In der Auseinandersetzung um die Berufung der Juristin Frauke Brosius-Gersdorf in das Bundesverfassungsgericht wird es auf absehbare Zeit keine Entscheidung geben. Nach einer Sitzung des geschäftsführenden Fraktionsvorstands der Unionsfraktion im Bundestag am Dienstagabend hieß es, man sehe keinen Anlass, unter Zeitdruck eine Entscheidung zu fällen. Entscheidend sei, nun gemeinsam mit dem Koalitionspartner SPD eine für alle Seiten zufriedenstellende Lösung zu finden, erfuhr WELT aus Vorstandskreisen. Das brauche Zeit.

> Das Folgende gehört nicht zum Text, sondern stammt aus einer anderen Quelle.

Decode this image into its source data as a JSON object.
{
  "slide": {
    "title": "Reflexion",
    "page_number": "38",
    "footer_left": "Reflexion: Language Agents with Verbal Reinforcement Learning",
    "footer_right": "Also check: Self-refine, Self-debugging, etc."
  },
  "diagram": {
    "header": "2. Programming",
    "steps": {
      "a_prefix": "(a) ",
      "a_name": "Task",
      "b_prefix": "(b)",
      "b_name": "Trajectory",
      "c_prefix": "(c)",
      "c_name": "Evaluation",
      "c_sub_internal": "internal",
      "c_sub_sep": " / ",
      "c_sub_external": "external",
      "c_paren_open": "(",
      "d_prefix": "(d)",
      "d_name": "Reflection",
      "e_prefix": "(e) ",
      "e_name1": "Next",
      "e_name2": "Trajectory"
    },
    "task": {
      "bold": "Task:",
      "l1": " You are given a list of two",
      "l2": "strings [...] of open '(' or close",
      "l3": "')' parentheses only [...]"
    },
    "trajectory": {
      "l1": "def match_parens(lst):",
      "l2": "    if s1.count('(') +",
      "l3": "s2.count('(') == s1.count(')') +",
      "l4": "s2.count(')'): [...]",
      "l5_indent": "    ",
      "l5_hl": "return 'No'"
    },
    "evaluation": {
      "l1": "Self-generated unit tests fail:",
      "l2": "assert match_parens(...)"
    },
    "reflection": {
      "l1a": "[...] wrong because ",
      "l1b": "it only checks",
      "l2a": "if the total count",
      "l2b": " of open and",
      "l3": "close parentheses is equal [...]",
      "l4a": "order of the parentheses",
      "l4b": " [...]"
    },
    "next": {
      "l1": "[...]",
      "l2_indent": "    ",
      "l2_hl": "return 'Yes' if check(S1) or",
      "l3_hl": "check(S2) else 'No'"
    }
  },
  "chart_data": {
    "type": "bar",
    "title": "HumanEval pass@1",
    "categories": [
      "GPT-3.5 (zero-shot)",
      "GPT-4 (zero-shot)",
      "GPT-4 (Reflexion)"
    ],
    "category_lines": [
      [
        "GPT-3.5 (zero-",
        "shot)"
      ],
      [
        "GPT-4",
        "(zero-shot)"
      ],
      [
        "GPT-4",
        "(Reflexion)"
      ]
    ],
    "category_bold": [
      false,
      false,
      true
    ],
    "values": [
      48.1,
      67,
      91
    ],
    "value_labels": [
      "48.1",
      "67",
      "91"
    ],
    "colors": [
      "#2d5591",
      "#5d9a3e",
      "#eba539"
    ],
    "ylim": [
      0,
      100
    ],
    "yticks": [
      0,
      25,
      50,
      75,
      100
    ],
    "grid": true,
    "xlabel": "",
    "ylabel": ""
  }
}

Die von der SPD für das Bundesverfassungsgericht vorgeschlagene Juristin Brosius-Gersdorf hat bislang trotz des Widerstands aus den Unionsparteien an ihrer Kandidatur festgehalten. Und die Grünen-Fraktion im Bundestag drängt die Fraktionsvorsitzenden von Union und SPD, Jens Spahn und Matthias Miersch, zu einer schnellen Besetzung der drei Richterstellen am Bundesverfassungsgericht. In einem Brief an Spahn und Miersch fordert die Fraktionsspitze der Grünen eine „Sondersitzung des Deutschen Bundestages für diese Woche … mit dem Ziel, die Wahl der drei vom Richterwahlausschuss nominierten Richterinnen und Richter für das Bundesverfassungsgericht vorzunehmen“.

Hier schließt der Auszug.